Strong share markets set super funds for a good start of new financial year

The stronger performance of listed share markets in July saw super funds have a good start to the new financial year with the median growth fund returning 1.5%, according to Chant West.
Australian shares went up 2.9% for the month and developed market international shares rose 2.9% in hedged terms and 2.1% unhedged.
According to Chant West Senior Investment Research Manager, Mano Mohankumar, the listed share markets were driven by a strong month recorded by the energy sector.
At the same time, international bonds were flat, while Australian bonds were up 0.5%.
With share markets performing strongly, naturally it was the higher risk investment options that benefited most.
During the same period, in the US share market gains were driven by resilient economic growth data and falling inflation.
“Emerging markets outperformed developed markets in July, returning 4.9% as the Chinese government indicated support for its struggling property sector. It also pledged to boost consumption and alleviate local government debt issues,” Mohankumar said.
“Back at home, the Reserve Bank left interest rates on hold at 4.1% earlier this month for the second consecutive month. This was in response to slowing economic growth, which is starting to bring down inflation, and also to the burgeoning cost of living pressures on Australian households.”
According to Chant West’s Multi-Manager Survey, all risk categories had met their typical long-term return objectives, which ranged from CPI + 1.5% for Conservative funds to CPI + 4.25% for All Growth.
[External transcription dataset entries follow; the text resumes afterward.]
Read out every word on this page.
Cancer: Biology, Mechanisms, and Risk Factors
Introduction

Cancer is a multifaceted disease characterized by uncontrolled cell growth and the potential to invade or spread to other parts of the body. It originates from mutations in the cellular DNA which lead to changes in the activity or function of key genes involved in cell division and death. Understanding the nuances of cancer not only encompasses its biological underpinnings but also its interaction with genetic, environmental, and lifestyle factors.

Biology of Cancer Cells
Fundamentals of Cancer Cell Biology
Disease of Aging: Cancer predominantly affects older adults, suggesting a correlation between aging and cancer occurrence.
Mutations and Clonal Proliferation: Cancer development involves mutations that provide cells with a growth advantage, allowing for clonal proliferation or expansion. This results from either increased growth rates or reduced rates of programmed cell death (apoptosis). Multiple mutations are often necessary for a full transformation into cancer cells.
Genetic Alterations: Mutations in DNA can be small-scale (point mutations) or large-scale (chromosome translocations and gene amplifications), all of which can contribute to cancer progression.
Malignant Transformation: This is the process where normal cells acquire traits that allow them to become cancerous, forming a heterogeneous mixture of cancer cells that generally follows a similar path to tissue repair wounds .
Chant West also said that long-term performance remained above target and that is was important when considering performance that MySuper products has been only operating for about nine and a half years while super was a long-term proposition.
“Since the introduction of compulsory super in July 1992, the median growth fund has returned 7.8% p.a. The annual CPI increase over the same period is 2.6%, giving a real return of 5.2% p.a. – well above the typical 3.5% target,” the firm said.
“Even looking at the past 20 years, which includes three major share market downturns – the GFC in 2007-2009, COVID-19 in 2020, and the high inflation and rising interest rates in 2022 – super funds have returned 7.4 % p.a., which is still comfortably ahead of the typical objective.”